Texture-style migration with 3D rendering
Related Colab page: https://colab.research.google.com/github/tensorflow/lucid/blob/master/notebooks/ Differentiable-parameterizations/style_transfer_3d.ipynb
Now we have constructed a framework for efficient reverse propagation to UV mapped textures, which can be used to adapt existing style migration techniques to accommodate 3D objects. Similar to the 2D case, our goal is to re-draw the texture of the original object with the user-supplied image style. is an overview of the method:
The algorithm begins with random initialization of textures. In each iteration, we sampled a random viewpoint pointing to the center of the object's bounding box and rendered two images of it: one is a content image with a raw texture, and the other is a learning image (learned image) with the current optimized texture.
After rendering the content image and the learning image, we optimized the style migration objective function of gatys and other people [2] and mapped the parameterization back to the UV map texture. Repeat the process until the desired content and style are fused in the target texture.
Figure 17: Style migration for various 3D models. Note: Visual keys in the content texture, such as the eye, are displayed correctly in the resulting texture.
Because each view is individually optimized, the optimization in each iteration incorporates all elements of that style. For example, if you choose van Gogh's Starry night as a style image, each single view will be added to the stars. We found that the "memory" that introduced the previous view style would get better results, as shown in. For this reason, we maintain the sliding average invariant of the Gram matrix of the characterization style in the recent sampling viewpoints. Each time we optimize an iteration, we calculate the style loss based on the average matrix, rather than on a particular view.

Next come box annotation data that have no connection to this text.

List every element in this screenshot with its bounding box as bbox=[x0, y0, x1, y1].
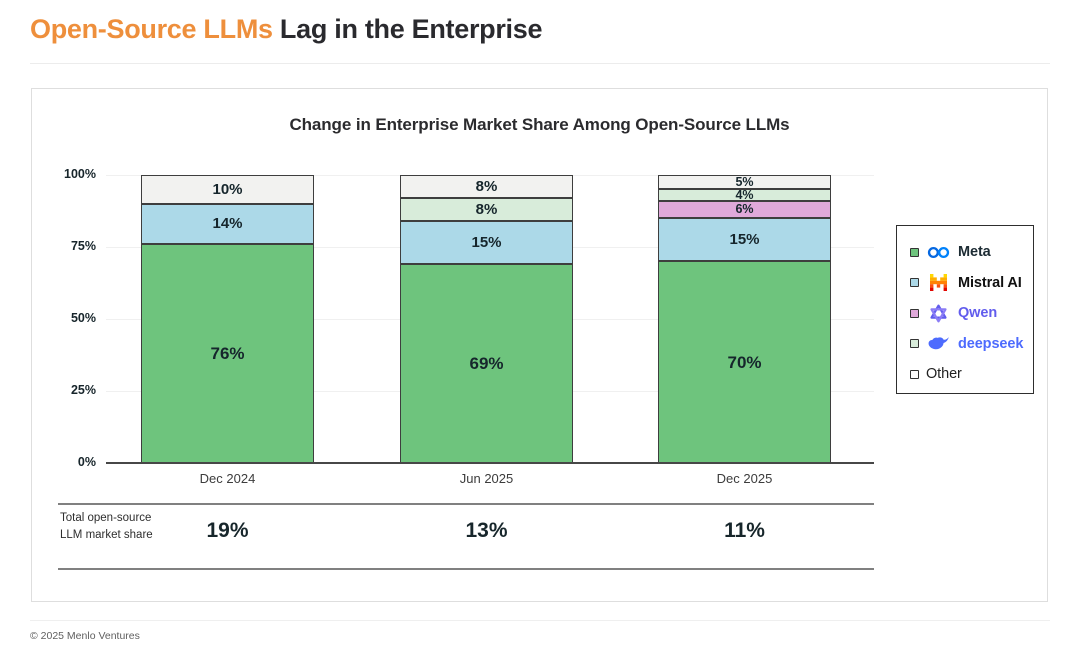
legend-label: Mistral AI bbox=[958, 274, 1022, 291]
chart-card: Change in Enterprise Market Share Among … bbox=[31, 88, 1048, 602]
bar-segment-mistral-ai: 15% bbox=[658, 218, 831, 262]
legend: Meta Mistral AI Qwen deepseek Other bbox=[896, 225, 1034, 394]
bar-segment-other: 8% bbox=[400, 175, 573, 199]
x-axis-label: Dec 2024 bbox=[199, 471, 256, 486]
y-tick-label: 100% bbox=[64, 167, 96, 181]
bar-segment-value: 8% bbox=[475, 201, 498, 219]
total-market-share-value: 19% bbox=[206, 519, 249, 542]
x-axis-line bbox=[106, 461, 874, 464]
page-title: Open-Source LLMs Lag in the Enterprise bbox=[30, 14, 542, 45]
qwen-logo bbox=[930, 304, 947, 323]
bar-segment-value: 76% bbox=[210, 344, 245, 364]
deepseek-logo bbox=[928, 337, 949, 350]
footer-divider bbox=[30, 620, 1050, 621]
bar-segment-value: 14% bbox=[212, 215, 243, 233]
bar-segment-value: 70% bbox=[727, 352, 762, 372]
bar-segment-value: 5% bbox=[735, 175, 754, 189]
meta-logo bbox=[926, 245, 951, 260]
bar-segment-value: 15% bbox=[729, 231, 760, 249]
bar-dec-2025: 70% 15% 6% 4% 5% bbox=[658, 175, 831, 463]
legend-swatch bbox=[910, 369, 919, 379]
legend-label: Other bbox=[926, 366, 962, 383]
page-title-accent: Open-Source LLMs bbox=[30, 14, 273, 44]
legend-swatch bbox=[910, 278, 919, 288]
plot-area: 0% 25% 50% 75% 100% 76% 14% 10% 69% 15% 8% 8% 70% 15… bbox=[32, 89, 1047, 601]
bar-segment-mistral-ai: 14% bbox=[141, 203, 314, 245]
bar-segment-meta: 70% bbox=[658, 261, 831, 463]
page-footer: © 2025 Menlo Ventures bbox=[30, 630, 140, 642]
totals-label: Total open-source LLM market share bbox=[60, 512, 153, 542]
total-market-share-value: 13% bbox=[465, 519, 508, 542]
bar-segment-value: 69% bbox=[469, 354, 504, 374]
total-market-share-value: 11% bbox=[724, 519, 765, 542]
legend-swatch bbox=[910, 247, 919, 257]
legend-item-mistral-ai: Mistral AI bbox=[910, 268, 1033, 299]
copyright-text: © 2025 Menlo Ventures bbox=[30, 630, 140, 642]
bar-dec-2024: 76% 14% 10% bbox=[141, 175, 314, 463]
x-axis-label: Dec 2025 bbox=[716, 471, 773, 486]
meta-logo bbox=[927, 246, 950, 258]
legend-item-other: Other bbox=[910, 359, 1033, 390]
bar-segment-deepseek: 4% bbox=[658, 189, 831, 201]
y-tick-label: 75% bbox=[70, 239, 96, 253]
legend-label: Qwen bbox=[958, 305, 998, 322]
bar-segment-meta: 69% bbox=[400, 264, 573, 463]
bar-segment-value: 8% bbox=[475, 178, 498, 196]
x-axis-label: Jun 2025 bbox=[459, 471, 514, 486]
mistral-logo bbox=[930, 274, 947, 292]
y-tick-label: 0% bbox=[77, 455, 96, 469]
y-tick-label: 25% bbox=[70, 383, 96, 397]
bar-jun-2025: 69% 15% 8% 8% bbox=[400, 175, 573, 463]
legend-swatch bbox=[910, 339, 919, 349]
bar-segment-value: 15% bbox=[471, 234, 502, 252]
header-divider bbox=[30, 63, 1050, 64]
legend-item-meta: Meta bbox=[910, 237, 1033, 268]
legend-item-qwen: Qwen bbox=[910, 298, 1033, 329]
bar-segment-value: 6% bbox=[735, 202, 754, 217]
bar-segment-deepseek: 8% bbox=[400, 198, 573, 222]
totals-top-line bbox=[58, 503, 874, 505]
chart-title: Change in Enterprise Market Share Among … bbox=[289, 115, 790, 134]
bar-segment-mistral-ai: 15% bbox=[400, 221, 573, 265]
totals-bottom-line bbox=[58, 568, 874, 570]
deepseek-logo bbox=[926, 336, 951, 351]
page-title-rest: Lag in the Enterprise bbox=[272, 14, 543, 44]
mistral-logo bbox=[926, 274, 951, 292]
bar-segment-qwen: 6% bbox=[658, 200, 831, 219]
bar-segment-value: 4% bbox=[735, 187, 754, 202]
bar-segment-meta: 76% bbox=[141, 244, 314, 463]
bar-segment-value: 10% bbox=[212, 180, 243, 198]
bar-segment-other: 5% bbox=[658, 175, 831, 190]
bar-segment-other: 10% bbox=[141, 175, 314, 204]
y-tick-label: 50% bbox=[70, 311, 96, 325]
legend-label: deepseek bbox=[958, 335, 1024, 352]
page-header: Open-Source LLMs Lag in the Enterprise bbox=[30, 14, 542, 45]
legend-item-deepseek: deepseek bbox=[910, 329, 1033, 360]
legend-label: Meta bbox=[958, 244, 991, 261]
legend-swatch bbox=[910, 308, 919, 318]
qwen-logo bbox=[926, 304, 951, 323]
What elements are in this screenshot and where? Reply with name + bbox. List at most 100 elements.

The final texture combines the elements of the desired style, while preserving the characteristics of the original texture. For example, Van Gogh's "Starry Night" as a model of the style image, the final texture of the Van Gogh's work contains a light and powerful style of strokes. However, although the style image is cold-toned, the fur in the final photo retains the warm orange tones of the original texture. More interesting is the way the rabbit's eyes are treated when the style is migrated. For example, when the style comes from Van Gogh's paintings, the Rabbit's eyes will rotate like a star, and if it is Kangding's work, the Rabbit's eyes will become abstract patterns, but still similar to the original eyes.
Figure 18: Migrating the large one parades on red bottom (Fernand Leger, 1953) to Stanford Bunny (Greg Turk & Marc) with the Fernans Leges painter's paintings Levoy) on the 3D printing results.
Conclusion
For creative Artists or researchers, there is much room for optimizing parametric images. This produces not only very different image results, but also animations and 3D images. We think the possibility of this article only touches on the fur. For example, you can optimize the texture of a 3D object to optimize the material or reflectivity, and even continue to optimize the mesh vertex position in the direction of people like Kato [15].
This paper mainly discusses the parameterization of micro-images because they are easy to optimize and cover most applications. Of course, it is also possible to optimize the parameterization of non-micro or partially micro images by reinforcing learning or evolutionary strategies [17, 18]. The use of non-micro-parameterization to achieve image or scene generation is also very exciting.
Original link: https://distill.pub/2018/differentiable-parameterizations/
Distill Details "micro-image parameterization": Neural network visualization and style migration weapon!